DJOKOVIC SUFRE OTRA VEZ, PERO AVANZA

A. C.

Sufrió Novak Djokovic, otra vez. El serbio, de 38 años, se topó con la versión espinosa de Aleksandar Kovacevic y tuvo que emplearse a fondo para rendir al joven norteamericano, que le exigió hasta el final. No obstante, el serbio se sostuvo y consiguió progresar: 6-4, 1-6 y 6-4 (tras 2h 02m).

De nuevo, Nole compitió con una manga compresora en el brazo derecho y ofreció signos de molestias.
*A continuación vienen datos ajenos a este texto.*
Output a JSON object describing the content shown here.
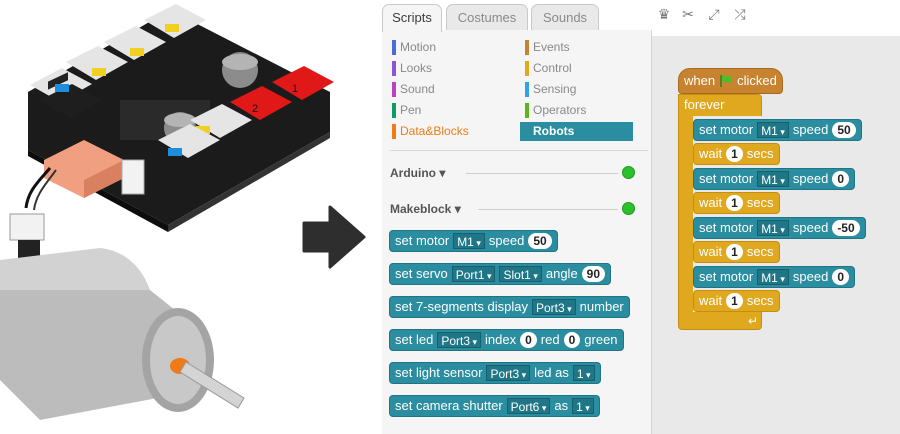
{
  "tabs": [
    {
      "label": "Scripts",
      "active": true
    },
    {
      "label": "Costumes",
      "active": false
    },
    {
      "label": "Sounds",
      "active": false
    }
  ],
  "toolbar_icons": [
    "stamp-icon",
    "scissors-icon",
    "grow-icon",
    "shrink-icon"
  ],
  "categories": [
    {
      "label": "Motion",
      "color": "#4a6cd4"
    },
    {
      "label": "Events",
      "color": "#c88330"
    },
    {
      "label": "Looks",
      "color": "#8a55d7"
    },
    {
      "label": "Control",
      "color": "#e1a91a"
    },
    {
      "label": "Sound",
      "color": "#bb42c3"
    },
    {
      "label": "Sensing",
      "color": "#2ca5e2"
    },
    {
      "label": "Pen",
      "color": "#0e9a6c"
    },
    {
      "label": "Operators",
      "color": "#5cb712"
    },
    {
      "label": "Data&Blocks",
      "color": "#ee7d16"
    },
    {
      "label": "Robots",
      "color": "#2a8ea0"
    }
  ],
  "extensions": [
    {
      "label": "Arduino",
      "status_color": "#2cc02c"
    },
    {
      "label": "Makeblock",
      "status_color": "#2cc02c"
    }
  ],
  "palette_blocks": {
    "motor": {
      "text1": "set motor",
      "port": "M1",
      "text2": "speed",
      "value": "50"
    },
    "servo": {
      "text1": "set servo",
      "port": "Port1",
      "slot": "Slot1",
      "text2": "angle",
      "value": "90"
    },
    "seg": {
      "text1": "set 7-segments display",
      "port": "Port3",
      "text2": "number"
    },
    "led": {
      "text1": "set led",
      "port": "Port3",
      "text2": "index",
      "v1": "0",
      "text3": "red",
      "v2": "0",
      "text4": "green"
    },
    "light": {
      "text1": "set light sensor",
      "port": "Port3",
      "text2": "led as",
      "value": "1"
    },
    "camera": {
      "text1": "set camera shutter",
      "port": "Port6",
      "text2": "as",
      "value": "1"
    }
  },
  "script": {
    "hat_when": "when",
    "hat_clicked": "clicked",
    "forever": "forever",
    "set_motor": "set motor",
    "speed": "speed",
    "port": "M1",
    "wait": "wait",
    "secs": "secs",
    "speeds": [
      "50",
      "0",
      "-50",
      "0"
    ],
    "waits": [
      "1",
      "1",
      "1",
      "1"
    ]
  }
}
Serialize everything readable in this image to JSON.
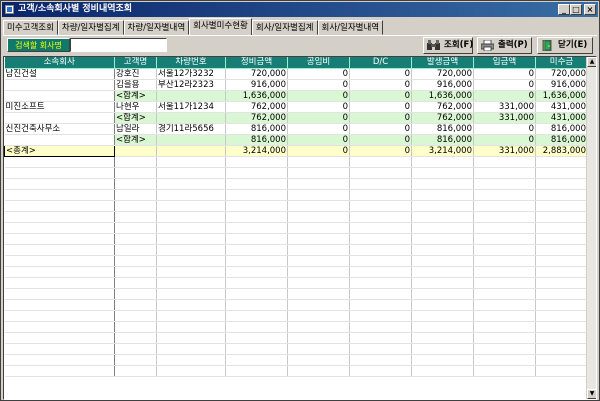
{
  "window": {
    "title": "고객/소속회사별 정비내역조회",
    "minimize_label": "_",
    "maximize_label": "□",
    "close_label": "×"
  },
  "tabs": [
    {
      "label": "미수고객조회",
      "active": false
    },
    {
      "label": "차량/일자별집계",
      "active": false
    },
    {
      "label": "차량/일자별내역",
      "active": false
    },
    {
      "label": "회사별미수현황",
      "active": true
    },
    {
      "label": "회사/일자별집계",
      "active": false
    },
    {
      "label": "회사/일자별내역",
      "active": false
    }
  ],
  "toolbar": {
    "search_label": "검색할 회사명",
    "search_value": "",
    "search_button": "조회(F)",
    "print_button": "출력(P)",
    "close_button": "닫기(E)"
  },
  "table": {
    "columns": [
      "소속회사",
      "고객명",
      "차량번호",
      "정비금액",
      "공임비",
      "D/C",
      "발생금액",
      "입금액",
      "미수금"
    ],
    "rows": [
      {
        "type": "data",
        "cells": [
          "남진건설",
          "강호진",
          "서울12가3232",
          "720,000",
          "0",
          "0",
          "720,000",
          "0",
          "720,000"
        ]
      },
      {
        "type": "data",
        "cells": [
          "",
          "김을용",
          "부산12라2323",
          "916,000",
          "0",
          "0",
          "916,000",
          "0",
          "916,000"
        ]
      },
      {
        "type": "sub",
        "cells": [
          "",
          "<합계>",
          "",
          "1,636,000",
          "0",
          "0",
          "1,636,000",
          "0",
          "1,636,000"
        ]
      },
      {
        "type": "data",
        "cells": [
          "미진소프트",
          "나현우",
          "서울11가1234",
          "762,000",
          "0",
          "0",
          "762,000",
          "331,000",
          "431,000"
        ]
      },
      {
        "type": "sub",
        "cells": [
          "",
          "<합계>",
          "",
          "762,000",
          "0",
          "0",
          "762,000",
          "331,000",
          "431,000"
        ]
      },
      {
        "type": "data",
        "cells": [
          "신진건축사무소",
          "남일라",
          "경기11라5656",
          "816,000",
          "0",
          "0",
          "816,000",
          "0",
          "816,000"
        ]
      },
      {
        "type": "sub",
        "cells": [
          "",
          "<합계>",
          "",
          "816,000",
          "0",
          "0",
          "816,000",
          "0",
          "816,000"
        ]
      },
      {
        "type": "total",
        "cells": [
          "<총계>",
          "",
          "",
          "3,214,000",
          "0",
          "0",
          "3,214,000",
          "331,000",
          "2,883,000"
        ]
      }
    ],
    "empty_rows": 20
  },
  "colors": {
    "header_bg": "#167e74",
    "subtotal_bg": "#d9f7d2",
    "total_bg": "#ffffcc",
    "title_bar": "#0a246a"
  },
  "icons": {
    "search_button": "binoculars-icon",
    "print_button": "printer-icon",
    "close_button": "door-exit-icon"
  }
}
Aun así consiguió sacar adelante el duelo y, nueve años después, desembarcará en los octavos. En la próxima escala se enfrentará a Jack Draper.

El inglés, campeón hace un año, superó al argentino Francisco Cerúndolo (6-1 y 7-5) e intenta escapar de una espiral física que apenas la ha permitido competir desde agosto. De momento sobrevivió a una jornada que se cobró a tres cabezas de serie correspondientes al lado de Alcaraz.

Uno de ellos fue el local Taylor Fritz, batido por Alex Michelsen (6-4 y 7-6(6). Otro, Alexander Bublik, inferior a Rinky Hijikata (6-7(3), 7-6(3) y 6-3. Y el tercero fue el australiano Alex de Miñaur, quien no pudo con el británico Cameron Norrie (doble 6-4).

El cuadro femenino confirmó la eliminación de la última campeona, Mirra Andreeva. Le venció (4-6, 76(5) y 6-3) Katerina Siniakova. Además, la polaca Iga Swiatek siguió adelante (6-3 y 6-2 a Maria Sakkari), al igual que Elena Rybakina, Jessica Pegula, Karolina Muchova, Elina Svitolina y Belinda Bencic.

La próxima madrugada ofrecerá, entre otros, los duelos Sabalenka-Osaka (19.00), Sinner-Fonseca (no antes de las 2.00), Zverev-Tiafoe (a continuación) y Davidovich-Tien (hacia las 23.00 en España). Sellará la actividad en la pista central el pulso entre Alexandra Eala y Linda Noskova (hacia las 4.00).